Palbociclib and Dexamethasone in Treating Participants With Relapsed or Refractory B-Cell Acute Lymphoblastic Leukemia

May 14, 2025 updated by: Sidney Kimmel Cancer Center at Thomas Jefferson University

A Phase I Trial of Palbociclib in Combination With Dexamethasone in Relapsed or Refractory Adult B-Cell Acute Lymphoblastic Leukemia (ALL)

This phase I trial studies the side effects and best dose of palbociclib when given together with dexamethasone in treating participants with B-cell acute lymphoblastic leukemia that has come back after a period of improvement or does not respond to treatment. Palbociclib may stop the growth of cancer cells by blocking some of the enzymes needed for cell growth. Dexamethasone is a steroid medication that is used in combination with other medications to treat B-cell acute lymphoblastic leukemia. Giving palbociclib together with dexamethasone may work better in treating patients with B-cell acute lymphoblastic leukemia.

Study Overview

Status

Completed

Conditions

Intervention / Treatment

Detailed Description

PRIMARY OBJECTIVES:

I. To determine the dose and schedule of the combination of palbociclib and dexamethasone in patients with relapsed or refractory adult B-cell acute lymphoblastic leukemia (ALL).

ii. To determine the safety and tolerability of the combination of palbociclib and dexamethasone in patients with relapsed or refractory adult B-cell ALL.

SECONDARY OBJECTIVES:

I. To evaluate the activity of palbociclib in combination with dexamethasone in patients with relapsed or refractory B-cell ALL.

Study Type

Interventional

Enrollment (Actual)

7

Phase

  • Phase 1

Contacts and Locations

This section provides the contact details for those conducting the study, and information on where this study is being conducted.

Study Locations

  • United States
    • Pennsylvania
      • Philadelphia, Pennsylvania, United States, 19107
        • Sidney Kimmel Cancer Center at Thomas Jefferson University

Participation Criteria

Researchers look for people who fit a certain description, called eligibility criteria.
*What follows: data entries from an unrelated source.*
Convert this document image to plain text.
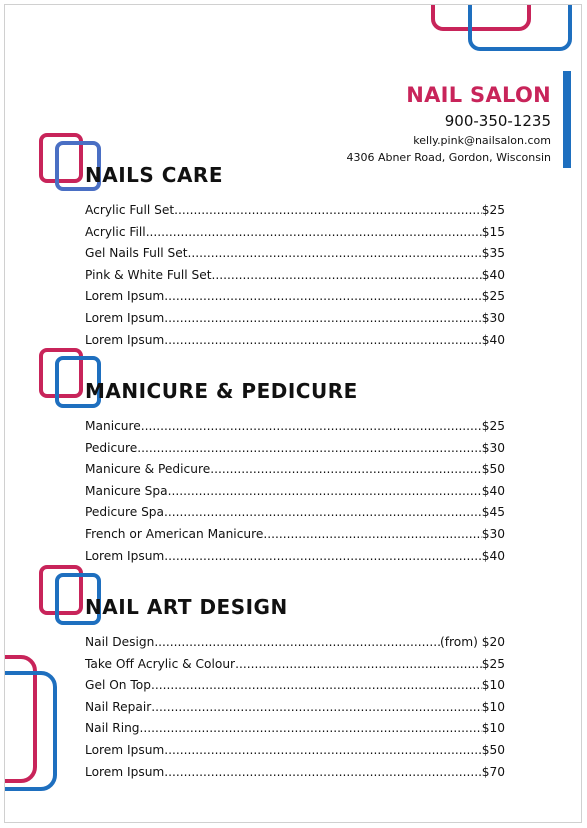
NAIL SALON
900-350-1235
kelly.pink@nailsalon.com
4306 Abner Road, Gordon, Wisconsin
NAILS CARE
Acrylic Full Set .....	$25
Acrylic Fill .....	$15
Gel Nails Full Set .....	$35
Pink & White Full Set .....	$40
Lorem Ipsum .....	$25
Lorem Ipsum .....	$30
Lorem Ipsum .....	$40
MANICURE & PEDICURE
Manicure .....	$25
Pedicure .....	$30
Manicure & Pedicure .....	$50
Manicure Spa .....	$40
Pedicure Spa .....	$45
French or American Manicure .....	$30
Lorem Ipsum .....	$40
NAIL ART DESIGN
Nail Design .....	(from) $20
Take Off Acrylic & Colour .....	$25
Gel On Top .....	$10
Nail Repair .....	$10
Nail Ring .....	$10
Lorem Ipsum .....	$50
Lorem Ipsum .....	$70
Some examples of these criteria are a person's general health condition or prior treatments.

Eligibility Criteria

Ages Eligible for Study

18 years and older (Adult, Older Adult)

Accepts Healthy Volunteers

No

Description

Inclusion Criteria:

  • Patients must have histologic evidence of relapsed or refractory B-cell ALL
  • Patients must have an Eastern Cooperative Oncology Group (ECOG) performance status of 2 or less
  • Philadelphia chromosome positive (Ph+) patients must be refractory to or intolerant of standard tyrosine kinase inhibitor therapy
  • Patients must be able to consume oral medication
  • Patients must have recovered to =< grade 1 or stabilized from the toxic effects of any prior chemotherapy (except alopecia)
  • Creatinine clearance (CrCL) >= 60 mL/min/1.73 m^2 calculated by Cockcroft-Gault
  • Total bilirubin < 1.5 x upper limit of normal (ULN)
  • Negative serum or urine pregnancy test for women with child-bearing potential
  • Patients must be able to sign consent and be willing and able to comply with scheduled visits, treatment plan, procedures, and laboratory testing

Exclusion Criteria:

  • Patients must not have evidence of active central nervous system (CNS) disease
  • Patients must not be receiving any chemotherapy agents (except hydroxyurea); intrathecal methotrexate and intrathecal cytarabine are permissible
  • Patients must not be receiving growth factors (granulocyte colony-stimulating factor [G-CSF], granulocyte-macrophage colony-stimulating factor [GM-CSF]), except for erythropoietin
  • Patient must not have a concurrent active malignancy for which they are receiving treatment.
  • Patients with other severe concurrent disease which in the judgment of the investigator would make the patient inappropriate for entry into this study are ineligible
  • Patients must not have received any investigational agents within 30 days of study entry unless they have exceeded 5 terminal half-lives of the previous study drug used for treatment
  • Patients must not be pregnant or breastfeeding; pregnancy tests must be obtained for all females of child-bearing potential within 10 days prior to enrollment; males or women of childbearing potential may not participate unless they have agreed to use an effective contraceptive method (defined as hormonal contraceptives, intrauterine devices, surgical contraceptives, or condoms)
  • Patients who have uncontrolled infection are not eligible; patients must have any active infections under control; fungal disease must have been adequately treated for at least 2 weeks before study entry; subjects with bacteremia must have documented negative blood cultures prior to study entry
  • Patients who are candidates for allogeneic transplantation, have a suitable donor, and are willing to undergo transplantation
  • Patients who are eligible for and willing to receive treatment with tisagenlecleucel.

Study Plan

This section provides details of the study plan, including how the study is designed and what the study is measuring.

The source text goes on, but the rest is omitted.